Anyways, I’ve been using GDevelop since 2015, and I have stuck with GD4 because I have been working on a huge project and didn’t want to start over by swapping to GD5. Since the new forums came out, I’m having some trouble finding old topics (if they are still saved anywhere) and am looking for a list of differences between the engines (I think there was one before). Is there any list somewhere that can help guide me?

My main goal is to swap to GD5 for the features that GD4 lacks (being export options primarily) but I desperately need some of the native extensions such as lights and particles. Last time I checked, it lacked a bunch of old features but could at least import a json native file, so I can load my game but I cannot have my old existing extensions work.

One final small question: is there any way I can make slopes work with a platform player (ex. changed angle platform object, player climbs perfectly)? I found in newer versions past 2016 this breaks, and I don’t know why. I’ve tried disabling ledge grab and increasing max angle, but no success

Hi,
I don’t know if there’s such a thread that compares GD4 and GD5, but I think all the old topics are still there.
There are particles in GD5, but I don’t think there are lighting options at the moment.
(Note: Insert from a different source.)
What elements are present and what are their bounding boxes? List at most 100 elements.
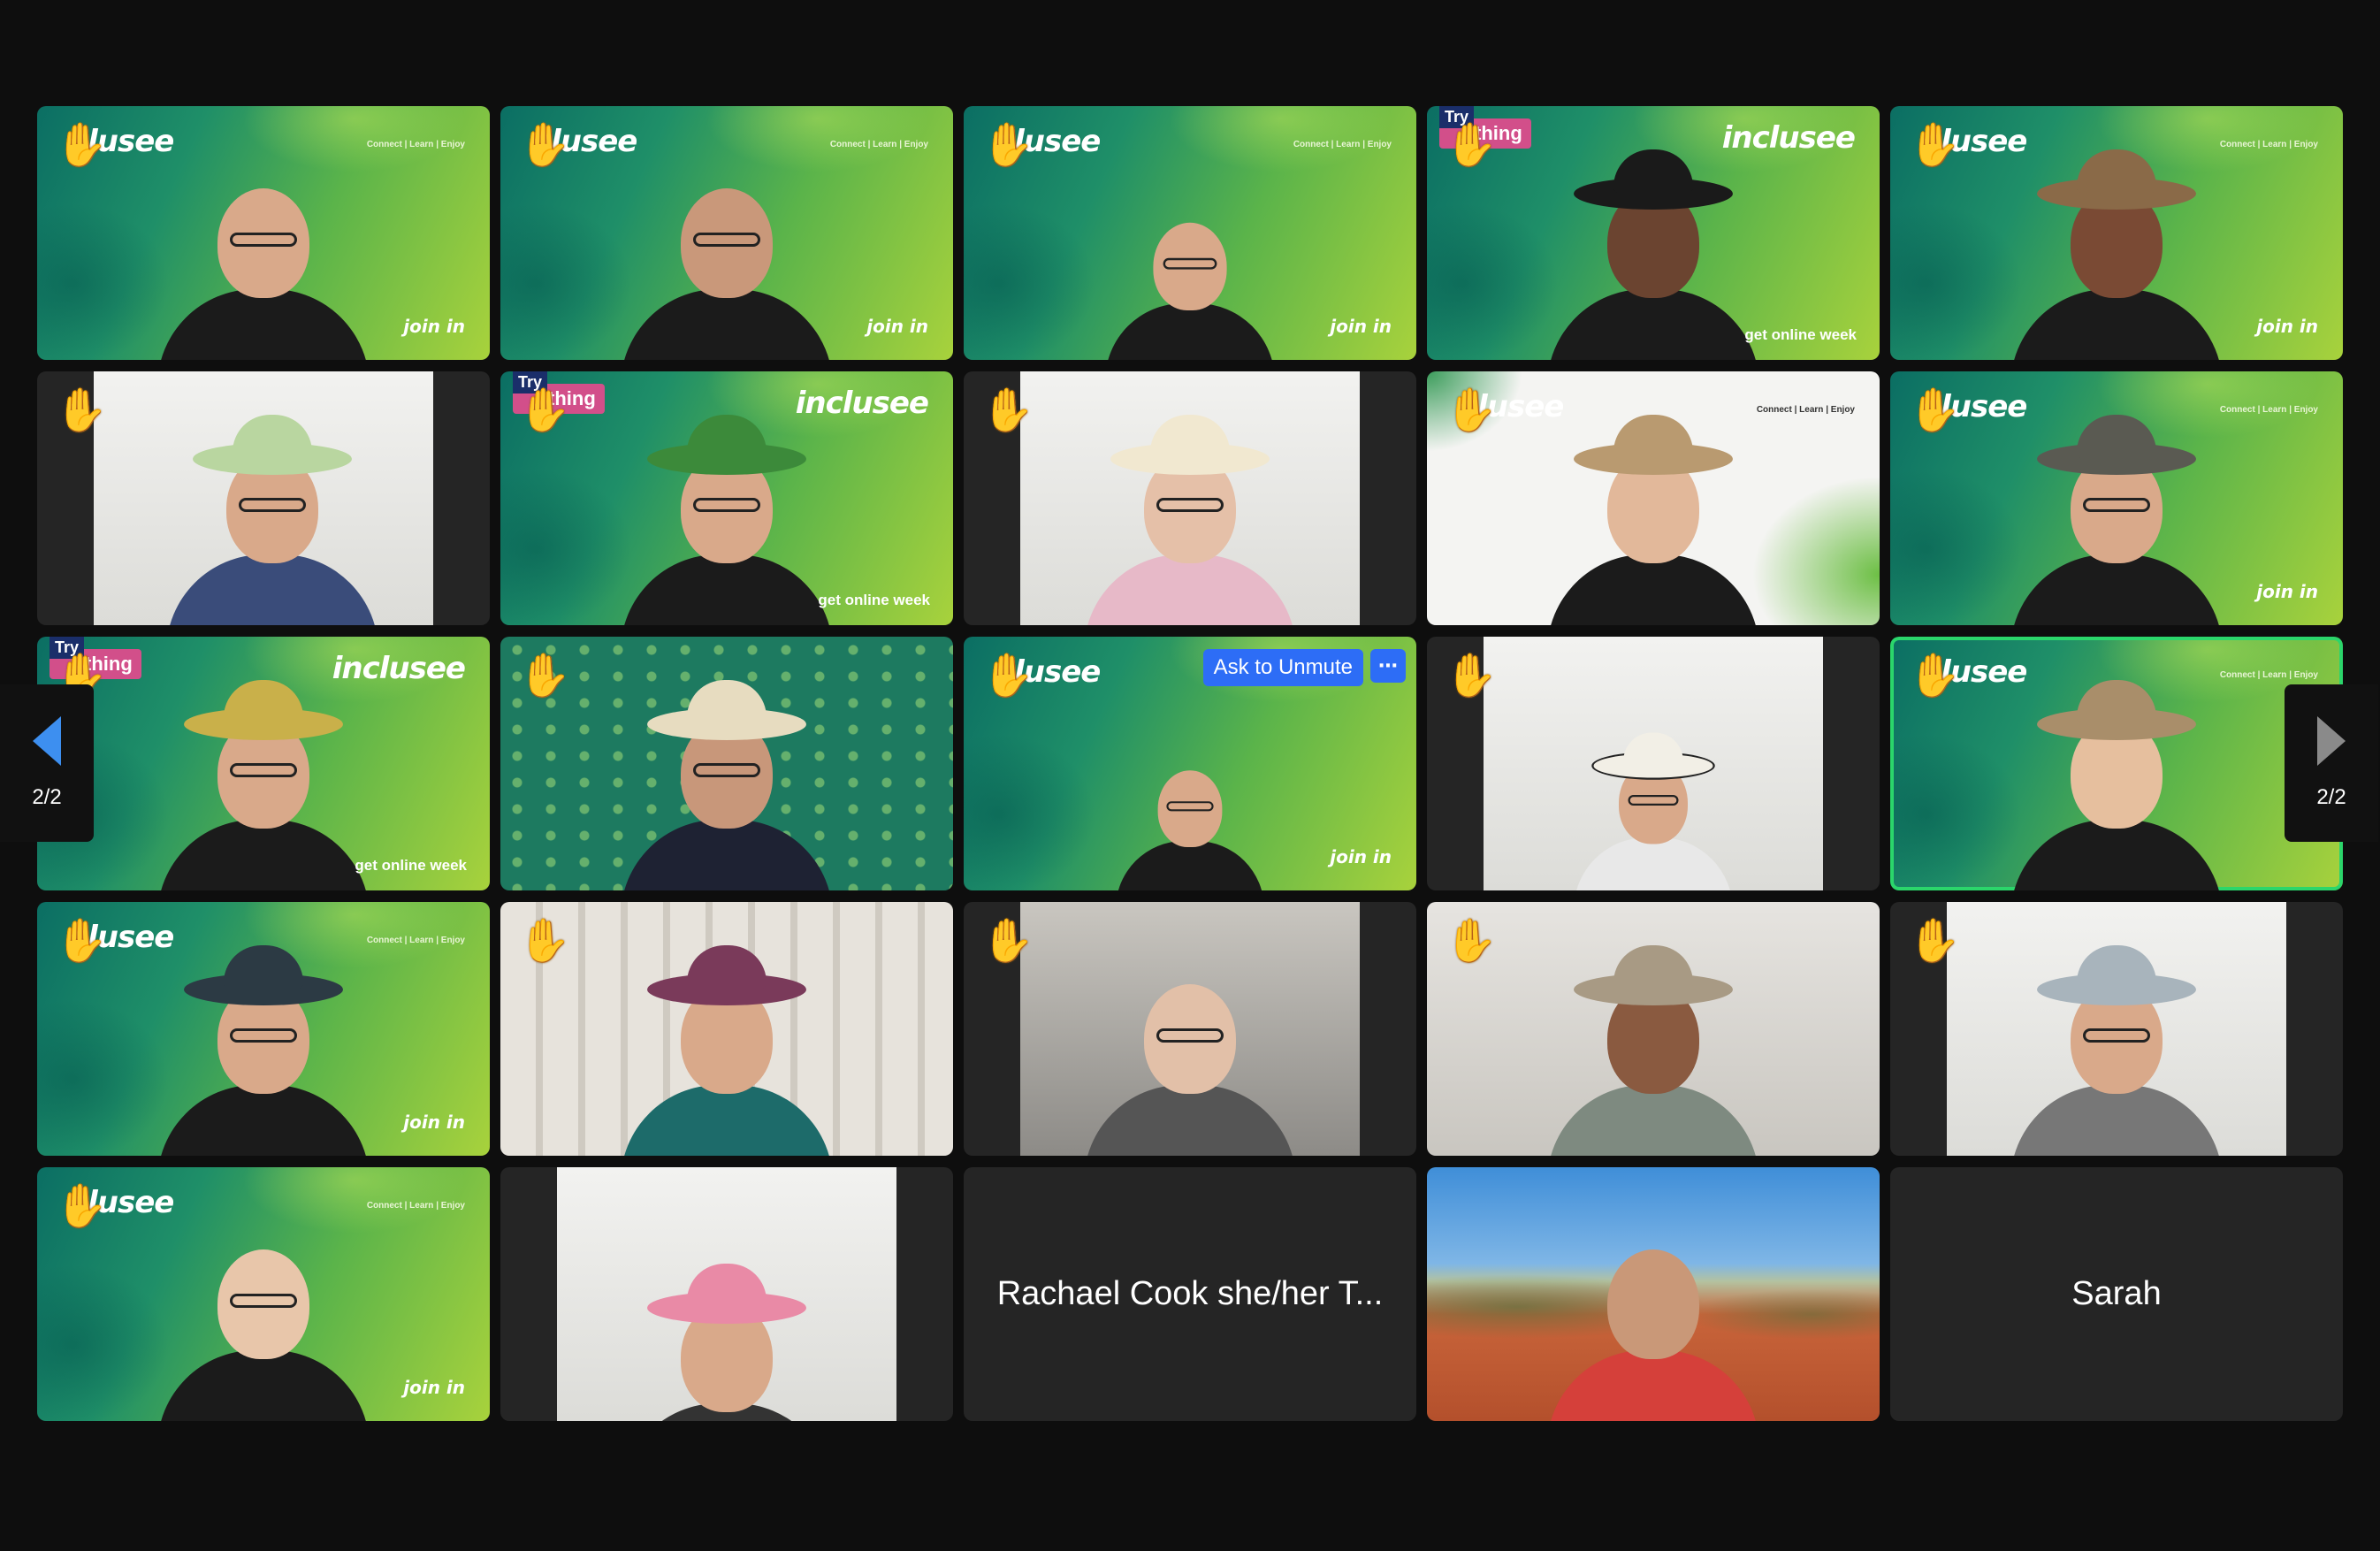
video-tile[interactable]: ✋ xyxy=(37,371,490,625)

Regarding angled platforms, you can go to the Showcase section and check out the project called “not-a-vania” by @Silver-Streak

As far as slopes, the way I did it was: Make a flat platform object (red box). Stretch it horizontally to the width you need (roughly). Then use the angle setting on the object to rotate it to match the slope you want. Set it to the platform behavior. Then at the start of the scene, set that object’s opacity to 0.

Basically, I made my levels in tiled, and did all of my collision objects/platforms as separate objects. This allowed me to more rapidly make the level, as well as tweak collision as needed rather than it being 1:1 to the image itself.